La perdita della flessibilità del sistema si accompagna alla perdita di flessibilità delle idee. Così che non mettiamo mai in discussione le nostre abitudini che tendono a diventare premesse indiscusse, da cui discendono altre idee che ne ereditano la rigidità; un esempio per tutti: la colpa è dei migranti e basterebbe chiudere in confini; ma almeno questa volta la propaganda è smentita dai fatti.
La prima interpretazione dell'homo oeconomicus si deve a John Stuart Mill nel saggio Sulla definizione di economia politica (1836).
Egli lo intende agente rivolto alla esclusiva massimizzazione della propria ricchezza pecuniaria da conseguire a prescindere da qualsiasi valutazione percepita come estranea al dominio dello studio dell'agire economico, siano esse valutazioni di carattere sociale, morale o relazionale.

Il modello che vede la razionalità dell'homo oeconomicus esercitarsi in un ambiente di cui, in virtù della perfetta informazione, conosce tutto, è stato criticato per il suo semplicismo. 
D'altra parte, passare a modelli più sofisticati, caratterizzati da interdipendenza strategica fra gli agenti, e pertanto dall'incertezza sullo stato futuro del sistema, e dalla limitatezza e costosità dell'informazione, richiede di considerare una razionalità capace di confrontarsi con scelte fra alternative probabilistiche.

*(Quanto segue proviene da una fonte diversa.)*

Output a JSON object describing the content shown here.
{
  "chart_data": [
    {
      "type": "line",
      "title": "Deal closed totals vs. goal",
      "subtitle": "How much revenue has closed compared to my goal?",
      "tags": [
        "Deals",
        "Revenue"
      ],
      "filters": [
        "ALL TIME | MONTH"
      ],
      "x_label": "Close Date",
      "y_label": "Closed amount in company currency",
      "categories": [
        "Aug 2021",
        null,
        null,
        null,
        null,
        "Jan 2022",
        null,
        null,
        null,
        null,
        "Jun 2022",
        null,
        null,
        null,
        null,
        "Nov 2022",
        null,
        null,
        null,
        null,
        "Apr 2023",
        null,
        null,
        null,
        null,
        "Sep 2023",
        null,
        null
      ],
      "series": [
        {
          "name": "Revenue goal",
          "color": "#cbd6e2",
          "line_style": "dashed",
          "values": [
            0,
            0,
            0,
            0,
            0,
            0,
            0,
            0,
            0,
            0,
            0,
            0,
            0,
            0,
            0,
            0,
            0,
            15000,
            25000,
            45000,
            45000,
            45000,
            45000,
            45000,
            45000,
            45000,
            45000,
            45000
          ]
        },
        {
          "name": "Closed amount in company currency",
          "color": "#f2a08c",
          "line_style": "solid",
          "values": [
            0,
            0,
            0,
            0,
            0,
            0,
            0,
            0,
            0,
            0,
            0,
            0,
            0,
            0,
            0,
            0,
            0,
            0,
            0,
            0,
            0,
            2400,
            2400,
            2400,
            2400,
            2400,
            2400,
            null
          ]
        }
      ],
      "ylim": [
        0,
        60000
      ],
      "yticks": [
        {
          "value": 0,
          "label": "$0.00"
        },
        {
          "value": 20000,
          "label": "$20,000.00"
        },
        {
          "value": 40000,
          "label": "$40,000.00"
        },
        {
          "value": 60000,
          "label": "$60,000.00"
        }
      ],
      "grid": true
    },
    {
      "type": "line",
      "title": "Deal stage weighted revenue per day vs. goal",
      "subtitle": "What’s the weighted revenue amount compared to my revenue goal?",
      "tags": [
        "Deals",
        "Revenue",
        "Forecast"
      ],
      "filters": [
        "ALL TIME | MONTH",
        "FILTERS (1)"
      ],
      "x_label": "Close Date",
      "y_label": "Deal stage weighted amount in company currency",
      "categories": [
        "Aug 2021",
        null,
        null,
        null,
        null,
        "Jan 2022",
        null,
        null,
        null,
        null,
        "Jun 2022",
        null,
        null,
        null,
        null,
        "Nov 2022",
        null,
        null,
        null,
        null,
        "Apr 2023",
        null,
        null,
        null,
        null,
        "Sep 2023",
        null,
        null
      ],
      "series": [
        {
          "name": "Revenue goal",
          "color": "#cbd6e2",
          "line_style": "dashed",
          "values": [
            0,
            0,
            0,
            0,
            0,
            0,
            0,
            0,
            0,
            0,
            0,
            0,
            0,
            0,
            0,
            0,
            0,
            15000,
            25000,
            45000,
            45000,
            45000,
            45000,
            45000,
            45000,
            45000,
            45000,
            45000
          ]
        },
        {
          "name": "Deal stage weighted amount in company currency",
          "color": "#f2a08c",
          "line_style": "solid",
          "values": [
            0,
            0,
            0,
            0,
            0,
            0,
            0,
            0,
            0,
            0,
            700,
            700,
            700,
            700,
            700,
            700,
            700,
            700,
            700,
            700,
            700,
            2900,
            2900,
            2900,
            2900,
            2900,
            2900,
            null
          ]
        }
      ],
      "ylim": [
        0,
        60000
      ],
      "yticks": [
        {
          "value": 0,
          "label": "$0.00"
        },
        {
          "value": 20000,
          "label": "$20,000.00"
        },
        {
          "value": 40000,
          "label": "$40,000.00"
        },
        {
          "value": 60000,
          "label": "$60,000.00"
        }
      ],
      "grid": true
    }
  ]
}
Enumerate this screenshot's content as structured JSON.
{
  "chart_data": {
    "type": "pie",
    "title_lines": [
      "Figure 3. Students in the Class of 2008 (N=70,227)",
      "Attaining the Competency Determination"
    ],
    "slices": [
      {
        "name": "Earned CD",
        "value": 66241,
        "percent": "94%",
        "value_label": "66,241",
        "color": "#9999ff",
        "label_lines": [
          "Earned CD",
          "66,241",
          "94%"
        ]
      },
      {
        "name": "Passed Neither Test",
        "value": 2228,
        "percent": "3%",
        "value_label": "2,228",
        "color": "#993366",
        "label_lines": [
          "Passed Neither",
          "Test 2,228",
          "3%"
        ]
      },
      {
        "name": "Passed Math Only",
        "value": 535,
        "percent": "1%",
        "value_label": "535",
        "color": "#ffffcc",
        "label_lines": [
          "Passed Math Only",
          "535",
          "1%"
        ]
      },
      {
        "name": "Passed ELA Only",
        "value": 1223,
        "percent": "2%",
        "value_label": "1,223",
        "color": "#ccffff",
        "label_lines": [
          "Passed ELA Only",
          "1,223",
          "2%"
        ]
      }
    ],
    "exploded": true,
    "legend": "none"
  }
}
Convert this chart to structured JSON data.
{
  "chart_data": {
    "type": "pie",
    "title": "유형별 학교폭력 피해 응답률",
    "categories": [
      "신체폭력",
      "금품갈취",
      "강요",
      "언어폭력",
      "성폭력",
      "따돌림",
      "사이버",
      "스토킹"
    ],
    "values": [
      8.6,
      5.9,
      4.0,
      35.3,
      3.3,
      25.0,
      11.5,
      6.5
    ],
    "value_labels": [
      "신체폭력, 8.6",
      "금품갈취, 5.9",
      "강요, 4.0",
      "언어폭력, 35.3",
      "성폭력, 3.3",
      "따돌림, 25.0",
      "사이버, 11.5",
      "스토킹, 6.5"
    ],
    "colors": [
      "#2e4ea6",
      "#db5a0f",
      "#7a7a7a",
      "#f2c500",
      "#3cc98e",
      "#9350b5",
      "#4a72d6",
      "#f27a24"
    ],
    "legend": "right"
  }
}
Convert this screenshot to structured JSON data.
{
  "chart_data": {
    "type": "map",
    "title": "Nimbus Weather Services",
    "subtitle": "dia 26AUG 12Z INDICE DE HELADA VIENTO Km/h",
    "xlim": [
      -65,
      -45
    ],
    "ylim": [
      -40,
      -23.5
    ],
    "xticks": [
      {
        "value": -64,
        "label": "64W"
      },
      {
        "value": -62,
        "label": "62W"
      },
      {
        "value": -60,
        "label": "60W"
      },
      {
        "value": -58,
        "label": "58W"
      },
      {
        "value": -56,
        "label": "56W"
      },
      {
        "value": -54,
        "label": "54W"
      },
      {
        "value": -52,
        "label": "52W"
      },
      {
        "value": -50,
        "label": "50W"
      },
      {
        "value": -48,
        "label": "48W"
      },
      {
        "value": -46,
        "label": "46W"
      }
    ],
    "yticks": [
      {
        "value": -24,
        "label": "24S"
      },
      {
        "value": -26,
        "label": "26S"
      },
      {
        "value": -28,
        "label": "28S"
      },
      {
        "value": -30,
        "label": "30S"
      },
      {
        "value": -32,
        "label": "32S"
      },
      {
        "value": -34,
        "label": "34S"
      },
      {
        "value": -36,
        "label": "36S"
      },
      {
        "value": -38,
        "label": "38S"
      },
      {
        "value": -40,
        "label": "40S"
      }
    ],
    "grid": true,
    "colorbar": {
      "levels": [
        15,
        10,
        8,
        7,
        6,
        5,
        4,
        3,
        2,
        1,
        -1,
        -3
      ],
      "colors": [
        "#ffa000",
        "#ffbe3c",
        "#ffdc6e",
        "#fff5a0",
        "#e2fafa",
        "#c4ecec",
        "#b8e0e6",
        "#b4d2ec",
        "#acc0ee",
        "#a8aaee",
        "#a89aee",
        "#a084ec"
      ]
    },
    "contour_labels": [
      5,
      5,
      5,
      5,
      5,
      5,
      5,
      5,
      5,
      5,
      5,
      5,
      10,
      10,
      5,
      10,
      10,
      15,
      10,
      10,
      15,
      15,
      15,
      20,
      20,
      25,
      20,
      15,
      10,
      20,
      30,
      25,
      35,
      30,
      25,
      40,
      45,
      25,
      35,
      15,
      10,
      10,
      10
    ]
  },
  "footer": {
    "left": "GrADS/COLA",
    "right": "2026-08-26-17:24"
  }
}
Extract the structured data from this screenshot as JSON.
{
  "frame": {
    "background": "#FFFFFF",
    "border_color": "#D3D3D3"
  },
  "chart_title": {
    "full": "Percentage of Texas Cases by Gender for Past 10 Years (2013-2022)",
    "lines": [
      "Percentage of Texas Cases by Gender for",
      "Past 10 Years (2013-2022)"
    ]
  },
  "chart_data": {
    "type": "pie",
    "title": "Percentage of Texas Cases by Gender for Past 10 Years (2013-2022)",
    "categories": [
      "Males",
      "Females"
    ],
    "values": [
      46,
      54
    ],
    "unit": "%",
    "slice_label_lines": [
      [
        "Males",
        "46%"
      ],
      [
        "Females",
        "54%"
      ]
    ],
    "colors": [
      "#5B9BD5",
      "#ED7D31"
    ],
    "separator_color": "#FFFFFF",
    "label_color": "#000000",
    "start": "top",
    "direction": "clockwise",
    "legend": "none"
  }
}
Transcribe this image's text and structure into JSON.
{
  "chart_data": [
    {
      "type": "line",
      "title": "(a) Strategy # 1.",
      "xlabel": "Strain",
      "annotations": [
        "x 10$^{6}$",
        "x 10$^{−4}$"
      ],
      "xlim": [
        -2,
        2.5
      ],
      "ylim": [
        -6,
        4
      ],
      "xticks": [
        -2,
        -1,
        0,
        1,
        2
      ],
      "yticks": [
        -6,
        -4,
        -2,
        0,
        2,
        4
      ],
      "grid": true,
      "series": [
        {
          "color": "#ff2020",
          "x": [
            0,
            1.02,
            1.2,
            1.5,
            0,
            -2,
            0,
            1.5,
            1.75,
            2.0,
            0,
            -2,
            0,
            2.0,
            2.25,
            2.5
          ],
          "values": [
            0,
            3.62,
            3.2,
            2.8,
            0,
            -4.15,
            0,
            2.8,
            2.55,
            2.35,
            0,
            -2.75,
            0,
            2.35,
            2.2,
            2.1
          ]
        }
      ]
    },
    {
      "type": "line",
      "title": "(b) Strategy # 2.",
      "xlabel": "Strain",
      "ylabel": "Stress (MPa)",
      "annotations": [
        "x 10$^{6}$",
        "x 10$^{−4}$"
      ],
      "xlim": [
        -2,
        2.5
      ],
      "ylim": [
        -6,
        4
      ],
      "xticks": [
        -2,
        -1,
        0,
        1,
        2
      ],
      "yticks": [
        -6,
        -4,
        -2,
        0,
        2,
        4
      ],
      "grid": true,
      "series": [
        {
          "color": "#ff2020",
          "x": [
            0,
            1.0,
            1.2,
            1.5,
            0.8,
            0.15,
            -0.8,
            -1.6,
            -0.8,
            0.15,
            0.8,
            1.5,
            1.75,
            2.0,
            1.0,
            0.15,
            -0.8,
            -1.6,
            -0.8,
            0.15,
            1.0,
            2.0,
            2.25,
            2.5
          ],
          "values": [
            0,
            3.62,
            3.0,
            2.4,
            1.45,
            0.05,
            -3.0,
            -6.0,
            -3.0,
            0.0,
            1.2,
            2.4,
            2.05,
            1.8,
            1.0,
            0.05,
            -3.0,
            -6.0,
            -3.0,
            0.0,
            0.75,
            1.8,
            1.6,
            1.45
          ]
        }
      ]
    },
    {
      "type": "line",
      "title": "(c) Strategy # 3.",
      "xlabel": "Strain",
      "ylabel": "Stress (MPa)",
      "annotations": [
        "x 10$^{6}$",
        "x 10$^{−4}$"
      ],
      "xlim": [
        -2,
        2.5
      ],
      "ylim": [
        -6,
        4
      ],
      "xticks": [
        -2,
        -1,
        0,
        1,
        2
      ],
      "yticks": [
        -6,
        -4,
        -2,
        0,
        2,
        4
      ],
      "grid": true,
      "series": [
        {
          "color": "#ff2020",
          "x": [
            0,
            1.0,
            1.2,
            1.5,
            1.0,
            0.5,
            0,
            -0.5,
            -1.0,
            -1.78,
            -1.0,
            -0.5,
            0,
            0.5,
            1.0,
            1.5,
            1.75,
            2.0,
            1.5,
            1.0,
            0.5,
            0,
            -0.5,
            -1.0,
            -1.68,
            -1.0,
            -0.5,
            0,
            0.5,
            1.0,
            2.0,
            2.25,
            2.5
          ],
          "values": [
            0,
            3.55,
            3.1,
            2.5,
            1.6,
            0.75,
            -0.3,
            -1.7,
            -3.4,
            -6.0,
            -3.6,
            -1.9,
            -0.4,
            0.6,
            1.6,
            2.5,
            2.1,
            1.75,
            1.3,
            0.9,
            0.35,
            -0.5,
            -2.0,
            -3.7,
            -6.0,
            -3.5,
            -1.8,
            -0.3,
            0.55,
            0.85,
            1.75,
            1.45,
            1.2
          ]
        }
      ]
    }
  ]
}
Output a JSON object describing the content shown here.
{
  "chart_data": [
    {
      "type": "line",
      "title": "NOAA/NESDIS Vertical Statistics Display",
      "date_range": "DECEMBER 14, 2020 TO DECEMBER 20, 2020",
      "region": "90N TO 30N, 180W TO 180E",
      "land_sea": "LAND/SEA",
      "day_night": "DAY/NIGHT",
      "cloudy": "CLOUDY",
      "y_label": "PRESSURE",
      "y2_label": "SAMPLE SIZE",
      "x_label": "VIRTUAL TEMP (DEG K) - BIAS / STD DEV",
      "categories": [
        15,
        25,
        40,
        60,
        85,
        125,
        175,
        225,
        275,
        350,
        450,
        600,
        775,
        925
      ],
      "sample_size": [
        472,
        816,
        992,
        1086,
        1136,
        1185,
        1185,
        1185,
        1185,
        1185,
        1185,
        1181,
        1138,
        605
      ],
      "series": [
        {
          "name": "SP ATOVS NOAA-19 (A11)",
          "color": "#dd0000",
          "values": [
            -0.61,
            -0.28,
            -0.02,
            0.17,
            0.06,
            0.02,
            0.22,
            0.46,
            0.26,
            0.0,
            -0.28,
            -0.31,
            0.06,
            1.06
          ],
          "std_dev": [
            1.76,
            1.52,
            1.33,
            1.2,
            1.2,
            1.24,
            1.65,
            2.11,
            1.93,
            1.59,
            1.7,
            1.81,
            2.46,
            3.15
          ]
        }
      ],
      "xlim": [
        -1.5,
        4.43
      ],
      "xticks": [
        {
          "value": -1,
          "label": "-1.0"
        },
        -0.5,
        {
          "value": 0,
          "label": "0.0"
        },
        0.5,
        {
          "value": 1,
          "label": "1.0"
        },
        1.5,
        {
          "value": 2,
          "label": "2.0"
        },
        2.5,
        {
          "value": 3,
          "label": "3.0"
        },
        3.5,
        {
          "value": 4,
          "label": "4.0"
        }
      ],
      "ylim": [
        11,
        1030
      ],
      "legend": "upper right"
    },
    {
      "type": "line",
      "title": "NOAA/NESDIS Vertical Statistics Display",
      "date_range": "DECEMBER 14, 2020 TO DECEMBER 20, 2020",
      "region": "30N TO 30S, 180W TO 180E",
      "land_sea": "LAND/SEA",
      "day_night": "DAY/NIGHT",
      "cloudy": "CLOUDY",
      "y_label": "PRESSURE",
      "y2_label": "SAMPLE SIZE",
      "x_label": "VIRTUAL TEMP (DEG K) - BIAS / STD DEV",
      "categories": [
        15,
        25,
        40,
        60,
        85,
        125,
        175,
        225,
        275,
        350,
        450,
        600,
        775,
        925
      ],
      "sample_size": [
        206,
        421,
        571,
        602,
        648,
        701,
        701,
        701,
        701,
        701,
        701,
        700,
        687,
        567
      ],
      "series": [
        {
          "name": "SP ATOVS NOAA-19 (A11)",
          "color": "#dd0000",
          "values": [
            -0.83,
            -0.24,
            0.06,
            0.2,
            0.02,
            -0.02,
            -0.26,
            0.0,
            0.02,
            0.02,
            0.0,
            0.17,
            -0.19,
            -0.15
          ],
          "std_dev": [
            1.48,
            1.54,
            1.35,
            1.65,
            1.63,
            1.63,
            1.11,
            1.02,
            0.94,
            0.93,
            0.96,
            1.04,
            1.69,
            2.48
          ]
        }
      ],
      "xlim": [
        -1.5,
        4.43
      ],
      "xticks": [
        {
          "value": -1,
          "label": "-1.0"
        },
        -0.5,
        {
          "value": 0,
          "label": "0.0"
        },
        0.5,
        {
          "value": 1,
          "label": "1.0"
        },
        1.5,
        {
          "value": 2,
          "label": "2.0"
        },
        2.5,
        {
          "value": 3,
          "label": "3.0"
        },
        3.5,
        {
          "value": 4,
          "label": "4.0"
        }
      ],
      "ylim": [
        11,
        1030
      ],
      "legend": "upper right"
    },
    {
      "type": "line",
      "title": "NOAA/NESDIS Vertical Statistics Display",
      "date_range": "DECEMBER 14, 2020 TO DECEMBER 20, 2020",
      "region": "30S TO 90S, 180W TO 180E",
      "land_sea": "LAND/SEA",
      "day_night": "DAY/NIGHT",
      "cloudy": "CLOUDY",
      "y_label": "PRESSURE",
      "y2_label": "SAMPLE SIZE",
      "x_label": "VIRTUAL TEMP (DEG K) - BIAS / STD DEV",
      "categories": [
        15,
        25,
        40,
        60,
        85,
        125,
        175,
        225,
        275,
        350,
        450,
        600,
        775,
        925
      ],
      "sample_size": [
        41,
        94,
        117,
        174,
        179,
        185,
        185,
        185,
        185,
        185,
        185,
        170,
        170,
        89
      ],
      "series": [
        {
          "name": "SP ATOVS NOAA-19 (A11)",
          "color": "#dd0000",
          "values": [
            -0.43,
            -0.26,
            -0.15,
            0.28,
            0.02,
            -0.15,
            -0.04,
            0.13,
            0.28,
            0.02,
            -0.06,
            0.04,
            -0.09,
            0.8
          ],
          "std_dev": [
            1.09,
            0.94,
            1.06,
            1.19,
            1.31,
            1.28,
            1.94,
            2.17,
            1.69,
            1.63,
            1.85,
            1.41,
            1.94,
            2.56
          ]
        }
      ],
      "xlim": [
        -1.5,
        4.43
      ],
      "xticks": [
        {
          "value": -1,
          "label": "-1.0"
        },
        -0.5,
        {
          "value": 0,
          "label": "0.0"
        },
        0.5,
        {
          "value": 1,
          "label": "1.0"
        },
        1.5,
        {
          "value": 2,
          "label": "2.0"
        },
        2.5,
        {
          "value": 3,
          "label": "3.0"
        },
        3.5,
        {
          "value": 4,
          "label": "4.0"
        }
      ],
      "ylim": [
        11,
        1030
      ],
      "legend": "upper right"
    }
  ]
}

In tale contesto la razionalità egoistica risulta incapace di cogliere l'ottimalità caratterizzata da soluzioni cooperative, che per loro natura sono antitetiche al tradizionale atomismo individuale.
In conclusione, il paradigma dell'homo oeconomicus classico appare carente in un contesto incerto o di interdipendenza.
Rimane comunque attuale la visione dell'agente economico come agente razionale nel senso di massimizzatore di una funzione obiettivo soggetta a vincolo.